Although immunocompromised patients have a higher risk of developing cutaneous squamous cell carcinomas, it is unknown whether immune status is an independent risk factor for poor outcomes. To compare cutaneous squamous cell carcinoma outcomes in immunocompromised and immunocompetent patients when controlling for T-stage. We performed a retrospective cohort study at 2 tertiary care centers, examining 989 primary tumors from 814 immunocompromised patients (solid organ transplant: 259 [31.7%], chronic lymphocytic leukemia: 113 [13.9%]) and 6608 tumors from 4198 immunocompetent patients. Our primary outcome was the composite of disease-specific death or tumor metastasis ("poor outcomes").

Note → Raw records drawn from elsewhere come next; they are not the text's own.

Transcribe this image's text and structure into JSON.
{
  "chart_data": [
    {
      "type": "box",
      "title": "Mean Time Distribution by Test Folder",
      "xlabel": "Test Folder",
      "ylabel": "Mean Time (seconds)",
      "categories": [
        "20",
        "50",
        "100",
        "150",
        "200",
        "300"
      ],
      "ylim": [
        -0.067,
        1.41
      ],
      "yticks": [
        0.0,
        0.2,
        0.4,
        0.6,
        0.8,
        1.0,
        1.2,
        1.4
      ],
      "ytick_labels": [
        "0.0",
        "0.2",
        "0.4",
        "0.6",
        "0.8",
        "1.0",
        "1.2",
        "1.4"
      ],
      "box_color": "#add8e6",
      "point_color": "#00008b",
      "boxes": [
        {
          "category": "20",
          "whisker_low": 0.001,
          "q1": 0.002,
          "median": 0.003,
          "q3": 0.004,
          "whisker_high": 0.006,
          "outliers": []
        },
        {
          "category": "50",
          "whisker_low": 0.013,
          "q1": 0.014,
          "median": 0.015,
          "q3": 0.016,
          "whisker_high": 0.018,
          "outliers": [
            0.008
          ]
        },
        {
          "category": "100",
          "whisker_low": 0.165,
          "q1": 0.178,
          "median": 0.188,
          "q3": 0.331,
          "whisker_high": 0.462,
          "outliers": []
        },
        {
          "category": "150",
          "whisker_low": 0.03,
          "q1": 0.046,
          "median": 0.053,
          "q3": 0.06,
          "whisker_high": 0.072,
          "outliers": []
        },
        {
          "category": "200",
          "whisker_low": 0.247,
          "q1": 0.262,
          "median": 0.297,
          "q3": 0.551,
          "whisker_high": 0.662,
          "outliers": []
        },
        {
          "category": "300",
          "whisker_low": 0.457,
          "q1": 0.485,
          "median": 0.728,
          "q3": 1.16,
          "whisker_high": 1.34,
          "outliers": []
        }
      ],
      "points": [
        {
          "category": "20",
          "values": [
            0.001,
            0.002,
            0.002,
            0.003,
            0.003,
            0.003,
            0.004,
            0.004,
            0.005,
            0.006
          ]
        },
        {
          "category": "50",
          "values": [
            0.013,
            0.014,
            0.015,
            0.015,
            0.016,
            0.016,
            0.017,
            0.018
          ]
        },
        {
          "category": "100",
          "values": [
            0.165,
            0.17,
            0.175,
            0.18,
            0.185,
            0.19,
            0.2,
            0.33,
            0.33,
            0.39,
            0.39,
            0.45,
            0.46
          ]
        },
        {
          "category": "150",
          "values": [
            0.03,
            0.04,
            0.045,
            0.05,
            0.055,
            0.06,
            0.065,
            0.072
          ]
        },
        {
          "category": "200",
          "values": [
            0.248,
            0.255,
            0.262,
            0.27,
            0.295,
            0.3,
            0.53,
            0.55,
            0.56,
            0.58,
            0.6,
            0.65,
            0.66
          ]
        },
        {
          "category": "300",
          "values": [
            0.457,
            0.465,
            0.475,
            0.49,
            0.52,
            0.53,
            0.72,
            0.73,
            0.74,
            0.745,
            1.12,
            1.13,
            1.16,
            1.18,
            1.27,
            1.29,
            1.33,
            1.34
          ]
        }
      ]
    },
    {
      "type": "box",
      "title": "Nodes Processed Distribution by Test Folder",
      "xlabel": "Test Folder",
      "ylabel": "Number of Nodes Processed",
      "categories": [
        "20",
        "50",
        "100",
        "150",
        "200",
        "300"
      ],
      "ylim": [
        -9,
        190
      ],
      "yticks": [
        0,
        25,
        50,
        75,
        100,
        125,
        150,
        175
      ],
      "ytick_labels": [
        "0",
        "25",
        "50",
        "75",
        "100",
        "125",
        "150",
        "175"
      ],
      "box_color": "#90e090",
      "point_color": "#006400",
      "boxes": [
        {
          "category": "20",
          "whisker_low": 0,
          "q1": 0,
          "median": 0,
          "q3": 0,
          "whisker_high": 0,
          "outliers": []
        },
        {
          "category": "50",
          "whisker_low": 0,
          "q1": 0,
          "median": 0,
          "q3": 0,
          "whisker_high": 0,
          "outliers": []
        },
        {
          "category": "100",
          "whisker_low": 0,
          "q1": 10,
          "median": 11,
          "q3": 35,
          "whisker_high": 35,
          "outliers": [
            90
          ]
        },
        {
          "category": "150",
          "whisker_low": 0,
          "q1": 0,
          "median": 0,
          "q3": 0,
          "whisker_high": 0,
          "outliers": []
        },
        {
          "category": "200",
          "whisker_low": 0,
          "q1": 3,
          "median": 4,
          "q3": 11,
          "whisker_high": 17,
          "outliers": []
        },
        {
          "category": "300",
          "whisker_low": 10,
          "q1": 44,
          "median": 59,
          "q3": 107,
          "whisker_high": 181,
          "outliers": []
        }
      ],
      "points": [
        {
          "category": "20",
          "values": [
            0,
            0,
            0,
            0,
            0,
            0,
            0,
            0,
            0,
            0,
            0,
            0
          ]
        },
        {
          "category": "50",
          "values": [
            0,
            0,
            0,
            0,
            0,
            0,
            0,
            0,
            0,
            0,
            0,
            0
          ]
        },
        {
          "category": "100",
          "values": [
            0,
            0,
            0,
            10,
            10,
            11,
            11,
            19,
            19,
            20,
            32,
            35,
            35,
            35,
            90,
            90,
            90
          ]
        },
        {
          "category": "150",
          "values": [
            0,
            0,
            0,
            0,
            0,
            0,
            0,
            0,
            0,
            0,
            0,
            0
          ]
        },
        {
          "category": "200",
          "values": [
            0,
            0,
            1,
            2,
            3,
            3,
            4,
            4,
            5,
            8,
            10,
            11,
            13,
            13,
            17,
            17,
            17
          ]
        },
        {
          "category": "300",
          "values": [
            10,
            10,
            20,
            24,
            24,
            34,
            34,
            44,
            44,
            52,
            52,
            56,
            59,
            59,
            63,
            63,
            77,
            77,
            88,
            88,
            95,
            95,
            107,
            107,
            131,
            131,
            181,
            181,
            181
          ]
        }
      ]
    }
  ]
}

Immunocompromised patients had 50% more high T-stage tumors (ie, Brigham and Women's Hospital stage T2b and T3), than immunocompetent patients (3.3% vs 4.9%, respectively; P<.001). Significant predictors of poor outcomes included tumor stage (sub hazards ratio [SHR], 14.8 for high T-stage tumors; 95% confidence interval [CI], 8.0-27.6; P<.001) and male sex (SHR, 2.3; 95% CI, 1.4-3.8; P=.002). Immune status was not a significant predictor (SHR, 1.04; 95% CI, 0.69-1.6; P=.85). This study is retrospective. Although immunocompromised patients had 50% more high T-stage tumors than immunocompetent patients, immunocompromised patients had a similar chance of metastasis and disease-specific death when adjusting for T-stage in our cohort of primary tumors.